Yesterday, you may have noticed a followup article from Bloomberg on the retained asset account (RAA) controversy that Bloomberg itself manufactured some weeks ago. For those of you who haven't been following this, near the end of July, Bloomberg ran "Fallen Soldiers' Families Denied Cash as Insurers Profit," an article supposedly exposing the evils of retained asset accounts and their use with life insurance, mainly sold by Prudential, to military personnel. To anybody in the life insurance industry, RAAs were nothing new, but as Dave Evans, the author of the article would have you believe, they were nothing short of a sinister bit of industry sneakiness designed to
- deny beneficiaries' their money for at least a little while so
- the insurance industry could profit over the still-warm bodies of valiant soldiers slain in the line of duty.
The resulting firestorm over all of this has caught the entire industry flat-footed, but none so much as Prudential, the primary subject of Bloomberg's ongoing coverage of this story.

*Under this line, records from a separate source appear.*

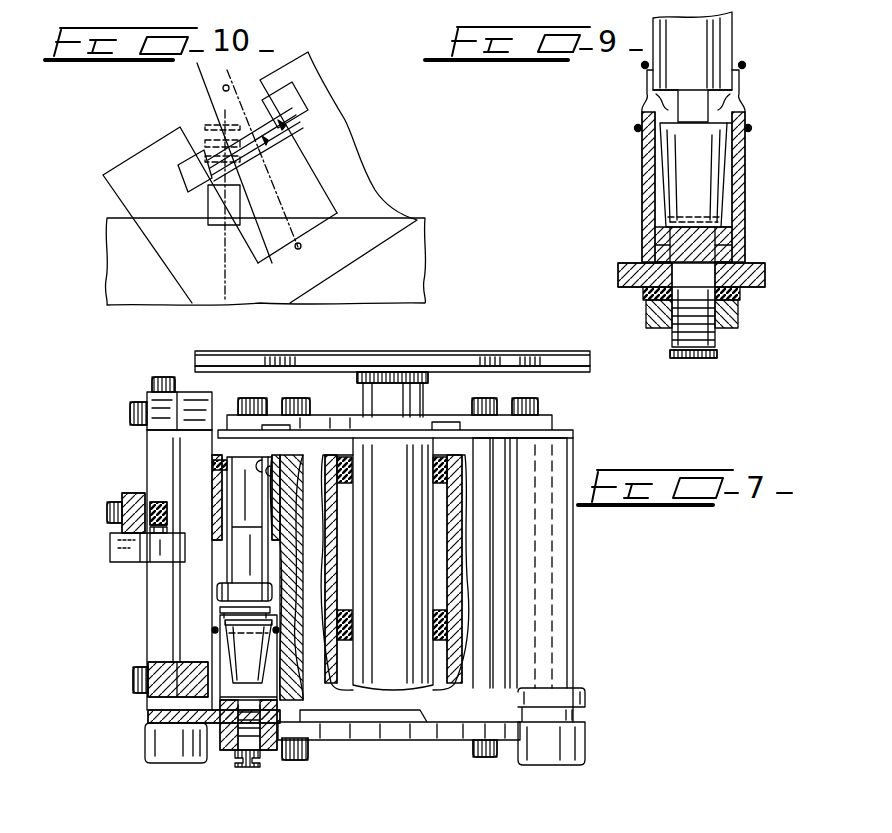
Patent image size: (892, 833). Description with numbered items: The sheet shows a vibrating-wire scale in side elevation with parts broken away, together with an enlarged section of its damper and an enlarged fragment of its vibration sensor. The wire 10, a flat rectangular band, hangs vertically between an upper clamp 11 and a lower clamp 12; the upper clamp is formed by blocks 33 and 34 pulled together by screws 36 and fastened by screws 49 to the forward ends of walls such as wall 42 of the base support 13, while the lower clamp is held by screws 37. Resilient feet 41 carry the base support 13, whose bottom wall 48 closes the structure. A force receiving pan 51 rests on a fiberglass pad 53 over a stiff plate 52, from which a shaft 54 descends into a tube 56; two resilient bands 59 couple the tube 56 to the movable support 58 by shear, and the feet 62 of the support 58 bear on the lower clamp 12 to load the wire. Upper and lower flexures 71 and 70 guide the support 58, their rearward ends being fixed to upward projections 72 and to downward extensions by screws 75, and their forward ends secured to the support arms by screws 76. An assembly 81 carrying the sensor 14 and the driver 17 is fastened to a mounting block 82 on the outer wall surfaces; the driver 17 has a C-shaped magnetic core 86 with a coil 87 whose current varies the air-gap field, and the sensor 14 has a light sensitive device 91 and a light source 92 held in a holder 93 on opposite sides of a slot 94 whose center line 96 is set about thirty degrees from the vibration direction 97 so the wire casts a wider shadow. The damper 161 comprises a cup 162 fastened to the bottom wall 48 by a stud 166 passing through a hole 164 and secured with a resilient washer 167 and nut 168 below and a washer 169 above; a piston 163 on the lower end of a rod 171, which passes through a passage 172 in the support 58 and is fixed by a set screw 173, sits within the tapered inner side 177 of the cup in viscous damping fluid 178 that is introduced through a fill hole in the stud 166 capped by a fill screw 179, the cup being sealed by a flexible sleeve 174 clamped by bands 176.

In FIG. 10, the wire 10 is at (205, 130).
In FIG. 7, the wire 10 is at (178, 592).
In FIG. 7, the upper clamp 11 is at (143, 394).
In FIG. 7, the lower clamp 12 is at (146, 694).
In FIG. 7, the base support 13 is at (580, 568).
In FIG. 10, the frequency sensor 14 is at (170, 154).
In FIG. 7, the frequency sensor 14 is at (160, 565).
In FIG. 10, the driver 17 is at (206, 228).
In FIG. 7, the driver 17 is at (152, 500).
In FIG. 7, the block 33 is at (160, 405).
In FIG. 7, the block 34 is at (300, 394).
In FIG. 7, the screws 36 is at (130, 414).
In FIG. 7, the screws 37 is at (133, 676).
In FIG. 7, the resilient feet 41 is at (145, 740).
In FIG. 7, the outer wall 42 is at (553, 490).
In FIG. 9, the bottom wall 48 is at (760, 275).
In FIG. 7, the screws 49 is at (166, 376).
In FIG. 7, the force receiving pan 51 is at (470, 352).
In FIG. 7, the plate 52 is at (590, 370).
In FIG. 7, the pad 53 is at (590, 358).
In FIG. 7, the shaft 54 is at (398, 400).
In FIG. 7, the tube 56 is at (447, 535).
In FIG. 7, the movable support 58 is at (452, 578).
In FIG. 7, the bands 59 is at (450, 475).
In FIG. 7, the feet 62 is at (147, 633).
In FIG. 7, the lower flexure 70 is at (375, 742).
In FIG. 7, the upper flexure 71 is at (425, 420).
In FIG. 7, the upward projections 72 is at (552, 430).
In FIG. 7, the screws 75 is at (485, 758).
In FIG. 7, the screws 76 is at (280, 400).
In FIG. 7, the assembly 81 is at (108, 550).
In FIG. 10, the mounting block 82 is at (425, 278).
In FIG. 7, the mounting block 82 is at (118, 493).
In FIG. 10, the magnetic core 86 is at (266, 262).
In FIG. 7, the magnetic core 86 is at (167, 530).
In FIG. 7, the coil 87 is at (158, 510).
In FIG. 10, the light sensitive device 91 is at (188, 180).
In FIG. 10, the light source 92 is at (298, 110).
In FIG. 10, the holder 93 is at (352, 147).
In FIG. 10, the slot 94 is at (300, 150).
In FIG. 10, the center line 96 is at (302, 246).
In FIG. 10, the direction of vibration 97 is at (222, 88).
In FIG. 9, the damper 161 is at (638, 158).
In FIG. 7, the damper 161 is at (228, 757).
In FIG. 9, the cup 162 is at (740, 215).
In FIG. 7, the cup 162 is at (277, 694).
In FIG. 9, the piston 163 is at (693, 175).
In FIG. 7, the piston 163 is at (245, 668).
In FIG. 9, the hole 164 is at (708, 270).
In FIG. 9, the stud 166 is at (715, 347).
In FIG. 9, the resilient washer 167 is at (742, 295).
In FIG. 9, the nut 168 is at (738, 318).
In FIG. 9, the washer 169 is at (655, 248).
In FIG. 9, the rod 171 is at (705, 33).
In FIG. 7, the rod 171 is at (248, 520).
In FIG. 7, the passage 172 is at (268, 500).
In FIG. 7, the set screw 173 is at (182, 472).
In FIG. 9, the flexible sleeve 174 is at (740, 98).
In FIG. 7, the flexible sleeve 174 is at (270, 610).
In FIG. 9, the bands 176 is at (640, 68).
In FIG. 7, the bands 176 is at (245, 630).
In FIG. 9, the inner side 177 is at (728, 190).
In FIG. 9, the viscous damping fluid 178 is at (668, 217).
In FIG. 9, the fill screw 179 is at (700, 358).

Since the original Bloomberg story ran, Prudential has taken a drubbing over all of this, with an investigation by New York AG (and gubernatorial candidate) Andrew Cuomo, a class action lawsuit (leading one to wonder if the article wasn't leaked to Bloomberg by the attorneys looking to get support for a suit they were looking to file anyway) and by the general public, which has gone along with the Bloomberg angle, succumbing to their natural tendencies to assume the worst from an industry it knows precious little about.

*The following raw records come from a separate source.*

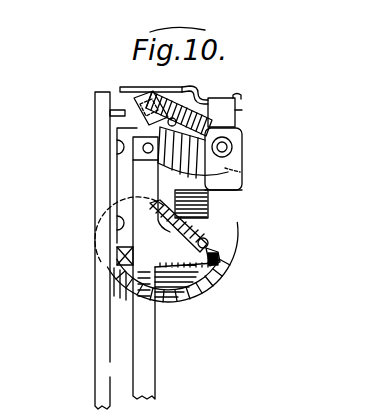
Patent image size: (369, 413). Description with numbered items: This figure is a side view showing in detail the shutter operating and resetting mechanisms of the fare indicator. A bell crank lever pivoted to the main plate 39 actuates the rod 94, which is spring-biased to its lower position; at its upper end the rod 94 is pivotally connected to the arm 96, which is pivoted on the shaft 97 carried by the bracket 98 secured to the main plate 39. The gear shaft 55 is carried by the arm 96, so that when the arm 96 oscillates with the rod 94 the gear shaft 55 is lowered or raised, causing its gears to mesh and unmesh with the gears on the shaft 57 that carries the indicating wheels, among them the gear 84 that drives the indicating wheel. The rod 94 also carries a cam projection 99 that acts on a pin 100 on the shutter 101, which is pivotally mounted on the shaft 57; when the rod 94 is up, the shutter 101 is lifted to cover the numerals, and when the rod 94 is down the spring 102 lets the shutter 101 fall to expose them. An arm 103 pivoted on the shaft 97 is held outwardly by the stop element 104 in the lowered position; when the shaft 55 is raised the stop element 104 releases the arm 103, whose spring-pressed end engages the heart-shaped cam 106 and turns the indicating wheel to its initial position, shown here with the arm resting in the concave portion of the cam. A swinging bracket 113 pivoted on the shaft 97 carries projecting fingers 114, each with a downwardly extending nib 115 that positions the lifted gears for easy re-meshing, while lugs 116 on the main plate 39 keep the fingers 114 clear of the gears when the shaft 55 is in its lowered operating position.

The main plate 39 is at (98, 147).
The gear shaft 55 is at (173, 121).
The shaft 57 is at (140, 238).
The gear 84 is at (202, 292).
The rod 94 is at (145, 365).
The arm 96 is at (241, 123).
The shaft 97 is at (243, 143).
The bracket 98 is at (242, 187).
The cam projection 99 is at (218, 275).
The pin 100 is at (209, 243).
The shutter 101 is at (222, 256).
The spring 102 is at (176, 296).
The arm 103 is at (208, 202).
The stop element 104 is at (243, 172).
The heart-shaped cam 106 is at (213, 222).
The swinging bracket 113 is at (241, 99).
The projecting fingers 114 is at (147, 88).
The nib 115 is at (194, 89).
The lugs 116 is at (110, 112).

Here's the thing: RAAs are nothing new, Bloomberg's original article is simply bad and opportunistic journalism, and I strongly doubt any lasting policy will be crafted from this. Bloomberg has gone to such lengths to flog the story that now it is committed to selling a problem it has created. Hence, followup coverage like yesterday's article alleging a secret deal between the VA and Prudential over RAAs. It makes Prudential look bad, and honestly, I really feel for Bob DeFillippo, Pru's spokesperson, who is stuck dealing with all of this. Bob and his colleagues at Prudential are rightly frustrated over Bloomberg's treatment of what has been widely considered to be a legitimate industry practice. I suspect their counterparts over at MetLife and any other company dragged into the RAA thing feel likewise.

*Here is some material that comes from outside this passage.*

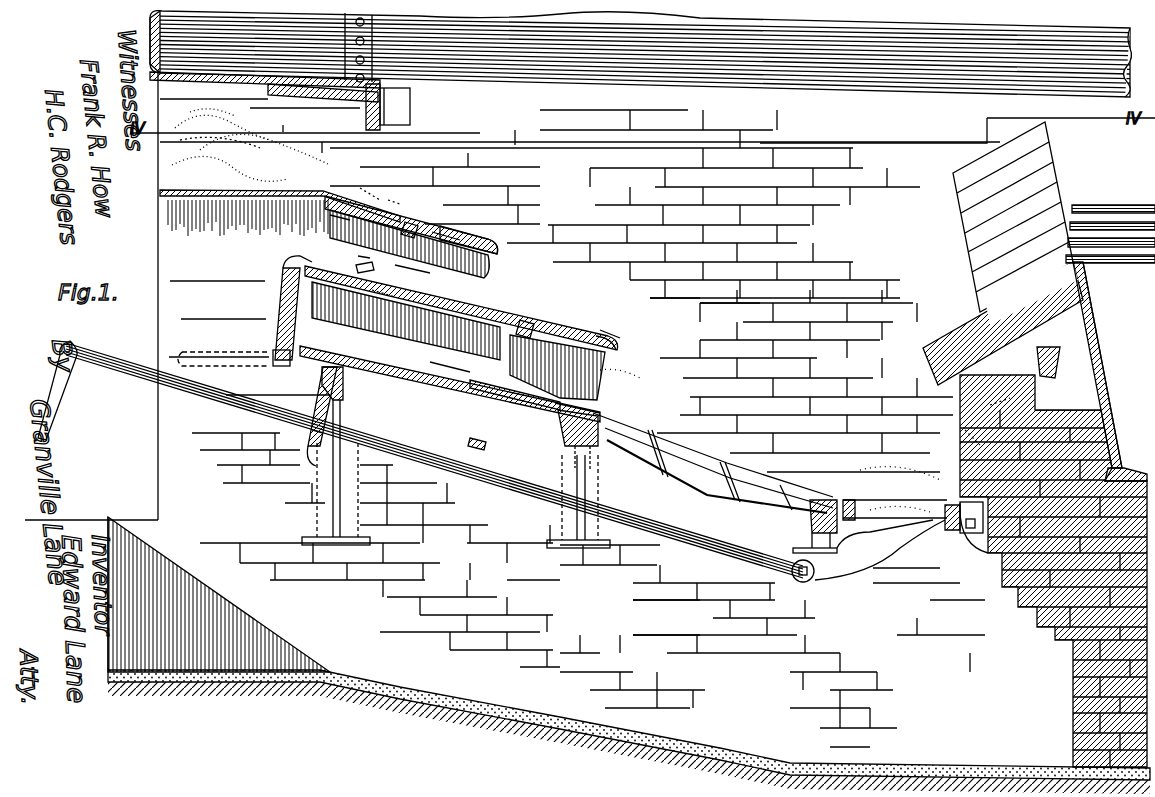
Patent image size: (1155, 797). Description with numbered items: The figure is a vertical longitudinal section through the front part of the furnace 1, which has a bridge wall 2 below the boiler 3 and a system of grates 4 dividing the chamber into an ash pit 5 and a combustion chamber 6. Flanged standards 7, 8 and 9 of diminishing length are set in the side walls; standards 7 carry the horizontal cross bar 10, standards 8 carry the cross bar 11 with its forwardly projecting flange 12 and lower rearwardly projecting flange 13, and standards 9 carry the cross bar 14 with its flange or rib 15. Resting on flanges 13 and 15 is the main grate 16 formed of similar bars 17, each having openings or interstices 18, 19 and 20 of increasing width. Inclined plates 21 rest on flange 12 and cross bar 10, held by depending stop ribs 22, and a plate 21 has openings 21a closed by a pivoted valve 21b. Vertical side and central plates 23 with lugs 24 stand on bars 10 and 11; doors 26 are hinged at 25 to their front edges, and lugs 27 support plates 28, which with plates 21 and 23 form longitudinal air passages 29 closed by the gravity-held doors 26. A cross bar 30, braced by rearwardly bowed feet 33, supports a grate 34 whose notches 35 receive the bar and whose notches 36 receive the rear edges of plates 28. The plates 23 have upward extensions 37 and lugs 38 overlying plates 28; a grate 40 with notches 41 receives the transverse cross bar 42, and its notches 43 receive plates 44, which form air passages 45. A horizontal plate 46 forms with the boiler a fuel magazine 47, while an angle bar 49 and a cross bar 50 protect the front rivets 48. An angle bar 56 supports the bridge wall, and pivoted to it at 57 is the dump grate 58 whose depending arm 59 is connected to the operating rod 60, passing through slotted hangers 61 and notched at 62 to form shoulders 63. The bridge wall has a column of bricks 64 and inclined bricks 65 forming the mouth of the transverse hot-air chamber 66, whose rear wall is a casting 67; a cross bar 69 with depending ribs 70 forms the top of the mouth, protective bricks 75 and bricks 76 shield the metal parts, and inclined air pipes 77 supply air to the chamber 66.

The point to all of this, once again, is industry response. As I wrote in the most recent issue of National Underwriter, while the industry's many detractors are having a field day over RAAs, the industry itself has done precious little to do anything about it. Discretion is the better part of valor, sure. But even an elephant can only withstand so many bee stings before it must do something about it, and the latest mutation of the public furor over RAAs is that yesterday's Bloomberg article was linked over on FARK. If you're not familiar with FARK, it is a news aggregation site, one of the first really popular ones, in fact, and it has a thriving community whose knack for generating heat on news stories often determines what larger, slower, more mainstream outlets decide to cover. That big story on whatever it was you read in yesterday's paper or saw on the 11 o'clock news the other night? Chances are the original form of the story ran two or three days earlier and FARK picked it up.
Why do I mention this? Because FARK is an interesting baraometer of public opinion. It's snarky and partisan (though its editors try hard to make sure for every godless communist comment or link, they counter it with a jackbooted fascist one) but it's a legit window into what online readers are thinking. The gimmick of FARK is that when stories are linked to it, linkers give the story their own headline, often with humorous intent. Getting an article "greenlit" on FARK is not easy. There's a lot of competition. And only the funniest headlines make it. Or the headlines sure to generate the most conversation. So when yesterday's link to Bloomberg's article read…
Upon further review, Department of Veterans Affairs struck a secret deal in 1999 to allow Prudential to turn the death benefits of U.S. service members into a $662 million hedge fund
…you can imagine what result FARK's editors were looking for.